Max Nonne (13 January 1861, Hamburg – 12 August 1959, Hamburg) was a German neurologist.

== Biography ==
Max Nonne received his early education at the Gelehrtenschule des Johanneums in Hamburg, and later studied medicine at the universities of Heidelberg, Freiburg, and Berlin, obtaining his doctorate in 1884. After graduation, he served as an assistant in the Heidelberg medical clinic under Wilhelm Heinrich Erb (1840-1921) and in the surgical clinic in Kiel under Johannes Friedrich August von Esmarch (1823-1908), then in 1889 returned to Hamburg as a neurologist. During the same year, he became head physician in the department of internal medicine at the Red Cross Hospital. In 1896 he was appointed director of neurology at Eppendorf Hospital, Hamburg.

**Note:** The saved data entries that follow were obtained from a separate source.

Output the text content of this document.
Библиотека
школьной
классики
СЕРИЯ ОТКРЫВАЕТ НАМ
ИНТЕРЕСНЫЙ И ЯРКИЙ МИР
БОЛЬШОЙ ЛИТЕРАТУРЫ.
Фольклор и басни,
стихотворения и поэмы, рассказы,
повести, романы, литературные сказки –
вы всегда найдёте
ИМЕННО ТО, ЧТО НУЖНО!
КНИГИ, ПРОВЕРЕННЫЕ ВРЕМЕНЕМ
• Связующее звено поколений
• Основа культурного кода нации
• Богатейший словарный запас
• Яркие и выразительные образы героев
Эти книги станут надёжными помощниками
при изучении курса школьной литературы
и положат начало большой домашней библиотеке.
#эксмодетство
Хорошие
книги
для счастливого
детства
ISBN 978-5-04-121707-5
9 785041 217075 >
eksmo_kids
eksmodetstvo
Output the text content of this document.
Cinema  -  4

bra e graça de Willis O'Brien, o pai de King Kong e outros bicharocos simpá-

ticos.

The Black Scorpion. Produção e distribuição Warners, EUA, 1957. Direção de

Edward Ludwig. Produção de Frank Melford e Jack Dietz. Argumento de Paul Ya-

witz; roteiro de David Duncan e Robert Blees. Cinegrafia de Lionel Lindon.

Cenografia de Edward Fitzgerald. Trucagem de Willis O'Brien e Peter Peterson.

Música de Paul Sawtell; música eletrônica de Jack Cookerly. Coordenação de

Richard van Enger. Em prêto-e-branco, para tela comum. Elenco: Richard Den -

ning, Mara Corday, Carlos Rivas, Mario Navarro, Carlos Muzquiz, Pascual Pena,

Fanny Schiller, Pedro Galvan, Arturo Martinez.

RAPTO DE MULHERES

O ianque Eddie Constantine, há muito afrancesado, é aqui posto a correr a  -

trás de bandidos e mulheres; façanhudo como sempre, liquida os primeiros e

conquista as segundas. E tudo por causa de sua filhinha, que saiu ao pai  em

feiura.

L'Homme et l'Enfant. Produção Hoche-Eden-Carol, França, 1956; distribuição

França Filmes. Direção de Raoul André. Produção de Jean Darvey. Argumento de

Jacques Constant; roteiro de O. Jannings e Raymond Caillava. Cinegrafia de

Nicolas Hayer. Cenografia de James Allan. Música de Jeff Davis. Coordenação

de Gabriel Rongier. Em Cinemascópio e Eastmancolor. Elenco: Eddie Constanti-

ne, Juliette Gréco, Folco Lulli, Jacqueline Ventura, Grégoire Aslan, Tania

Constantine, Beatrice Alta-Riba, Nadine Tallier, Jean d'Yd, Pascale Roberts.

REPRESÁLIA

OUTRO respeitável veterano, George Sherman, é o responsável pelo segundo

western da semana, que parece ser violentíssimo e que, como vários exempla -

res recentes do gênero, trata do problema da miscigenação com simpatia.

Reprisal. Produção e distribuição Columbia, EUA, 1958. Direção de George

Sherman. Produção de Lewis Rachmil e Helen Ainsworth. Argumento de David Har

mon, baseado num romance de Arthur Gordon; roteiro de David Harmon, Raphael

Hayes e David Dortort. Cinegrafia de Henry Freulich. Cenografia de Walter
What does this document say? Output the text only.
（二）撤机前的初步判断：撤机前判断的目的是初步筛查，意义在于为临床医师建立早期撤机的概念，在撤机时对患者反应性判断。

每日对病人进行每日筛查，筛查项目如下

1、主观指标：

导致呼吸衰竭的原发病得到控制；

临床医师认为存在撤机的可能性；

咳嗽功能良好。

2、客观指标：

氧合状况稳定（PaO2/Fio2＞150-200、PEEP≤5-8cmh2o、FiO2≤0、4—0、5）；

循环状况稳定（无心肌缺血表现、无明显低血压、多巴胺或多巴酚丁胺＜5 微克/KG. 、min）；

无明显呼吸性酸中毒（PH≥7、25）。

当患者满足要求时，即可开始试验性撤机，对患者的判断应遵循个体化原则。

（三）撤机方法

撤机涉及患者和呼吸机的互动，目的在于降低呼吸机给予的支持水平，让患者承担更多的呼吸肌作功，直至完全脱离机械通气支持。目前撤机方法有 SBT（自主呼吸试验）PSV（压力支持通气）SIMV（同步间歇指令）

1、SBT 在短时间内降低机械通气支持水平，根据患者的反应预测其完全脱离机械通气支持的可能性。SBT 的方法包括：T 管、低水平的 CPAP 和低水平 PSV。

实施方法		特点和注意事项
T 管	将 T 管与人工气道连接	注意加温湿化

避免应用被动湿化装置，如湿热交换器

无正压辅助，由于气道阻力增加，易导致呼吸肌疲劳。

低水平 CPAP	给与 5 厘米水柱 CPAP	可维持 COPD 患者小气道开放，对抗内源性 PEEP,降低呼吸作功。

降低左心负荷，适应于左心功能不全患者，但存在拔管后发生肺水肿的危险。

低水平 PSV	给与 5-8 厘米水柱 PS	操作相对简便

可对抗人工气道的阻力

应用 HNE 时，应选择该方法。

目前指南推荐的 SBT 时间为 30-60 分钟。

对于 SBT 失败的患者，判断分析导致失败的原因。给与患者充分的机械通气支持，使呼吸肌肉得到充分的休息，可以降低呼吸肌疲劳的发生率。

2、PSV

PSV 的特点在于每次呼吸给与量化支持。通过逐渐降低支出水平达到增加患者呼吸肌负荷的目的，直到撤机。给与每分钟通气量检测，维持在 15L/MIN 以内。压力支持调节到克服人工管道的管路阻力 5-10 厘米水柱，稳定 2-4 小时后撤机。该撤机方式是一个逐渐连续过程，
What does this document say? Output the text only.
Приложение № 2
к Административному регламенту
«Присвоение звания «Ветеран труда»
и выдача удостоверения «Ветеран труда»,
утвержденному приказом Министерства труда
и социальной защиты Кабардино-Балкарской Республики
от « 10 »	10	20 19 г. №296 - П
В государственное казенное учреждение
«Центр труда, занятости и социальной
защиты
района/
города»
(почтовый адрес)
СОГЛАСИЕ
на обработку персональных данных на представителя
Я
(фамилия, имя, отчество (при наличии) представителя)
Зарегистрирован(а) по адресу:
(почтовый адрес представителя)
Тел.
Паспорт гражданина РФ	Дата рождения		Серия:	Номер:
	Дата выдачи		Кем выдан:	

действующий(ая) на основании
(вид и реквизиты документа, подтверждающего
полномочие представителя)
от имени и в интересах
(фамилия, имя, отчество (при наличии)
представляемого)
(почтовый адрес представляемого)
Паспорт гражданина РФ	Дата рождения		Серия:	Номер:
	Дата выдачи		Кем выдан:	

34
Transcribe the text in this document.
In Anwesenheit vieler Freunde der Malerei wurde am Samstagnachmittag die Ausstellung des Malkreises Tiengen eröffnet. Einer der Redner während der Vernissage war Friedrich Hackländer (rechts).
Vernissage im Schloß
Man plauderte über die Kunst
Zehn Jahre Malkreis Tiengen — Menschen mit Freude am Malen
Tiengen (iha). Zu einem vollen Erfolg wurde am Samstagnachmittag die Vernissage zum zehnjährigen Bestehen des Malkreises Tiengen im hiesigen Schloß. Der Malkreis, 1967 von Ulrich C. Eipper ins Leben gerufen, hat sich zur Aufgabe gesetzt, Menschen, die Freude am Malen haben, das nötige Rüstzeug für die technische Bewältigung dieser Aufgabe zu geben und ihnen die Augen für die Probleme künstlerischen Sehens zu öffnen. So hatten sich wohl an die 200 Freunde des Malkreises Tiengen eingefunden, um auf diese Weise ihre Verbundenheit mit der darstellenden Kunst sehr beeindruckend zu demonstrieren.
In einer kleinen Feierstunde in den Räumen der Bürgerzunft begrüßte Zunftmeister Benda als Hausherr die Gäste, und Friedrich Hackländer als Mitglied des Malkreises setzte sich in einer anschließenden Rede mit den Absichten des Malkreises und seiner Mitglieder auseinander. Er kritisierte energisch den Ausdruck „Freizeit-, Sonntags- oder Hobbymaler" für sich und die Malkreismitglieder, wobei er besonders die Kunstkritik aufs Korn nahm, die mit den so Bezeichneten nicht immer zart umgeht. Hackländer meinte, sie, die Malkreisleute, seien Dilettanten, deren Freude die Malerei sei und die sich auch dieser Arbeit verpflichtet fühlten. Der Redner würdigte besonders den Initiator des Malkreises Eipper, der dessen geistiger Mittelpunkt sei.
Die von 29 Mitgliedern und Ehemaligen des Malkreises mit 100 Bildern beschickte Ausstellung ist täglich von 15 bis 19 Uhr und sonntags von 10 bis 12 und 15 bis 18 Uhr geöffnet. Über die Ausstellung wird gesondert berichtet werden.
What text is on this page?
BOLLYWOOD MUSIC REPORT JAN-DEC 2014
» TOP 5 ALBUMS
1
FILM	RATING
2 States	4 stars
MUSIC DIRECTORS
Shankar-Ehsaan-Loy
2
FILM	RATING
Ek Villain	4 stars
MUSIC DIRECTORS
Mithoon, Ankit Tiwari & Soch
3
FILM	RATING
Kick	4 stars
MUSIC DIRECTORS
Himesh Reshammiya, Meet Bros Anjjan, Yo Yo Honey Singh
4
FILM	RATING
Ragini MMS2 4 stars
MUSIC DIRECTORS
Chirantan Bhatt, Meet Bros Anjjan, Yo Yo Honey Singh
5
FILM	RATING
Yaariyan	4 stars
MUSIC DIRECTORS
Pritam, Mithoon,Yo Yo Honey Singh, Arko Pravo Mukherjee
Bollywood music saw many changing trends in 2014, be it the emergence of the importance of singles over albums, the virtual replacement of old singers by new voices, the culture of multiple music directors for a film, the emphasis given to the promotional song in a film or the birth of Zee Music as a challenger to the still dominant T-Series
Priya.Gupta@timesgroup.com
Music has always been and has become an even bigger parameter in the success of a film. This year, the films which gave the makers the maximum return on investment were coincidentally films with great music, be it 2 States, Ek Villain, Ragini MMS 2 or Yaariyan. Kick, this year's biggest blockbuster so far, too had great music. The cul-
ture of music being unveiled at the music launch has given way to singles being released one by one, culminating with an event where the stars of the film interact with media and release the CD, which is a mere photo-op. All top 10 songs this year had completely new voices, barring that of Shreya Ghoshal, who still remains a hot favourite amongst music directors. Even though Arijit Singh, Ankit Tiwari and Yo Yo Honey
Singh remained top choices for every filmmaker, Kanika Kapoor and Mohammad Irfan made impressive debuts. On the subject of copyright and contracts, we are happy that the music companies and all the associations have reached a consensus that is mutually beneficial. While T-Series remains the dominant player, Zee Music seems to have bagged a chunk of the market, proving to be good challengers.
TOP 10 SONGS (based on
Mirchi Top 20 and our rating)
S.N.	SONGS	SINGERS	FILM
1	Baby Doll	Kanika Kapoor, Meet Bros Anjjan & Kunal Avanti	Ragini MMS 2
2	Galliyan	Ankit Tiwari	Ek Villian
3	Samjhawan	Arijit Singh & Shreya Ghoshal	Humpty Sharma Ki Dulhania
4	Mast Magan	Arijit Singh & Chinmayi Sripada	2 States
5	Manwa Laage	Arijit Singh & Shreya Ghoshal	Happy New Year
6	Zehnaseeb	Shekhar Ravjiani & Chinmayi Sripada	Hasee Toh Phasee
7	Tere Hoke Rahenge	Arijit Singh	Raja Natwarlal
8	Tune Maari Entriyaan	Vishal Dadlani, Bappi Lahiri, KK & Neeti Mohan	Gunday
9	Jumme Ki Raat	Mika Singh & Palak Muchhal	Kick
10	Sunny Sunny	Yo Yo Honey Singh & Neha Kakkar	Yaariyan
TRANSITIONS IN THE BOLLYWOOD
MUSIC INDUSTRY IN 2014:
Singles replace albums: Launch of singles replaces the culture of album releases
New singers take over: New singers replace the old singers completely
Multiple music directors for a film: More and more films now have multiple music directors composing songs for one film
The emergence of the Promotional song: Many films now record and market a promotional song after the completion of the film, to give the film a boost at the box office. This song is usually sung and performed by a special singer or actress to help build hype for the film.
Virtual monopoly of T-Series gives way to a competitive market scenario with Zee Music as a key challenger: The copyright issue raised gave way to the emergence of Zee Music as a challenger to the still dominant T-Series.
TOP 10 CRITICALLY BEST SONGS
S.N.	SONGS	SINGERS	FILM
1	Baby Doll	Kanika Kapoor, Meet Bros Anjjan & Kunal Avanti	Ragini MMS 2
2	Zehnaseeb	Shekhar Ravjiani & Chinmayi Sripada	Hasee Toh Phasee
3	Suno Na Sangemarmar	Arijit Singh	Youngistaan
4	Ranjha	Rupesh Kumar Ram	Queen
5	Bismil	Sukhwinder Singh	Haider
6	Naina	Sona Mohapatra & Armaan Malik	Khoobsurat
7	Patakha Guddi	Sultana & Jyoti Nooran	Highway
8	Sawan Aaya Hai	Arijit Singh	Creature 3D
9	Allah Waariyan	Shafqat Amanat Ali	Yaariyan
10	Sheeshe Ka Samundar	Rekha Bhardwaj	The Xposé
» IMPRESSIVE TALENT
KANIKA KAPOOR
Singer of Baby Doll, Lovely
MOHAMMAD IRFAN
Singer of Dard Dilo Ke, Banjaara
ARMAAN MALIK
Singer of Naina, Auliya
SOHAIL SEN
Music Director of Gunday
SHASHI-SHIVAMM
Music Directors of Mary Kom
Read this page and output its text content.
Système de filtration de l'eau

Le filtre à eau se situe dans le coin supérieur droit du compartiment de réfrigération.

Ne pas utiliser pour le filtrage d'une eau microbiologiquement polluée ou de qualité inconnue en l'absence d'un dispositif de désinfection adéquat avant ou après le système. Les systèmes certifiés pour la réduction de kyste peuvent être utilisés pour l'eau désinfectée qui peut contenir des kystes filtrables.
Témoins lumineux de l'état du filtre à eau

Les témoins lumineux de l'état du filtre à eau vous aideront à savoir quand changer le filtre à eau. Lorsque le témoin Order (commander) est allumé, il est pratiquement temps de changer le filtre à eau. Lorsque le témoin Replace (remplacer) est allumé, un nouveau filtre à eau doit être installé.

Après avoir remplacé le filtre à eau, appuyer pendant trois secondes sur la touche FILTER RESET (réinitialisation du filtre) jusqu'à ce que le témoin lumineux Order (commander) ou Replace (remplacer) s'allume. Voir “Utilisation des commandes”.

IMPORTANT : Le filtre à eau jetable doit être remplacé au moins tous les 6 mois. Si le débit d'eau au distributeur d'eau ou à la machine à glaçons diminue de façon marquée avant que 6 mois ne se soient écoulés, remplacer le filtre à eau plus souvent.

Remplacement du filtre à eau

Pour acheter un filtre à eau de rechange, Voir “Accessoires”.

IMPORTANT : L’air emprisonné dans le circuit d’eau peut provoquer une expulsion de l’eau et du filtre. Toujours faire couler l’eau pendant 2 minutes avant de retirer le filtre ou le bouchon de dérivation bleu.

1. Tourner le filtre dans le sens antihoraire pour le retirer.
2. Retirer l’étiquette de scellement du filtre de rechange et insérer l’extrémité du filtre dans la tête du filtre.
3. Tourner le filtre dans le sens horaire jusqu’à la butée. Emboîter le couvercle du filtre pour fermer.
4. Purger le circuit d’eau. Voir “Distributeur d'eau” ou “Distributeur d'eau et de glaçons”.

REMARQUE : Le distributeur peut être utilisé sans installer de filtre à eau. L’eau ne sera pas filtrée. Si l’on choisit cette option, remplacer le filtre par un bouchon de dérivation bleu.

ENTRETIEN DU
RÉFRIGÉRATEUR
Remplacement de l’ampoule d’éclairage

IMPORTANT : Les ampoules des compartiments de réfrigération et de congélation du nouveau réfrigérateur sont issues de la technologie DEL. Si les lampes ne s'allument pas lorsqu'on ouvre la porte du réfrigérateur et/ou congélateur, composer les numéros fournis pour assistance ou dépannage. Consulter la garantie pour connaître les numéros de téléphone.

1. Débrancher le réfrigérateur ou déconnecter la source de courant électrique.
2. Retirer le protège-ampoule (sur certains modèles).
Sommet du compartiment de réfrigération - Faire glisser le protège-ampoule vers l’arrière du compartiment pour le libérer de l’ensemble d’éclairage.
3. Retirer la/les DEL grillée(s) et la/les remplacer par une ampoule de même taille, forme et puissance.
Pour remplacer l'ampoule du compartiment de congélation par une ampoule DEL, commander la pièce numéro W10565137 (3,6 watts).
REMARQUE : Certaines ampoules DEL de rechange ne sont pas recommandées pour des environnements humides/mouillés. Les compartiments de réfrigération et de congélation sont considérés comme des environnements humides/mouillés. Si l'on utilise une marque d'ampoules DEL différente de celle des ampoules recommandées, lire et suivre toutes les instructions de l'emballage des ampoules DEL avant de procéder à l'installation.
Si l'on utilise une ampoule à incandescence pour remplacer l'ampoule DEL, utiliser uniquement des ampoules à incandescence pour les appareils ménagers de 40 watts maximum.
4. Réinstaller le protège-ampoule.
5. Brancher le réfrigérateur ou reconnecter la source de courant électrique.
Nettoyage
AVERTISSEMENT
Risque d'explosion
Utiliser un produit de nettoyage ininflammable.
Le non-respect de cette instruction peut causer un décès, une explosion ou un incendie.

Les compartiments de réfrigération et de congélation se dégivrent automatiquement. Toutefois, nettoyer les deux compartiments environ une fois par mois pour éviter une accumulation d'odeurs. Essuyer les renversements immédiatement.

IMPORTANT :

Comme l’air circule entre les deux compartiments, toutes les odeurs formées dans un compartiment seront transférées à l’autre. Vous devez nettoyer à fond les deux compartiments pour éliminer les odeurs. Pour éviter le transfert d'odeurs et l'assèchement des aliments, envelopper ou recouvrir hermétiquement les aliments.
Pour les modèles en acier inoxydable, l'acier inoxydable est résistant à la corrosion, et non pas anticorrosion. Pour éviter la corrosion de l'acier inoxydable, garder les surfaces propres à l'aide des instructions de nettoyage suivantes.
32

Nonne became a titular professor of neurology in 1913, and in 1919 began teaching classes in neurology at the newly founded University of Hamburg, where in 1925 he became professor ordinarius. Here he worked with Alfons Maria Jakob (1884-1931).

Nonne was one of the four physicians asked to investigate Vladimir Ilich Lenin during the Russian leaders' final disease.

== See also ==
- Friedrich Meggendorfer

== Associated eponyms ==
- Nonne-Apelt reaction: Sensitive method for demonstrating fibrin-globulin in liquor cerebrospinalis.
- Nonne-Milroy-Meige disease: Chronic familial lymphoedema of the limbs.

== Selected writings ==
- Syphilis und Nervensystem. Berlin, 1902; fifth edition – 1924. (Translated into English and Spanish).
- Diagnose und Therapie der syphilogenen Erkrankungen des Zentralnervensystems. Halle, 1913. 47 pages.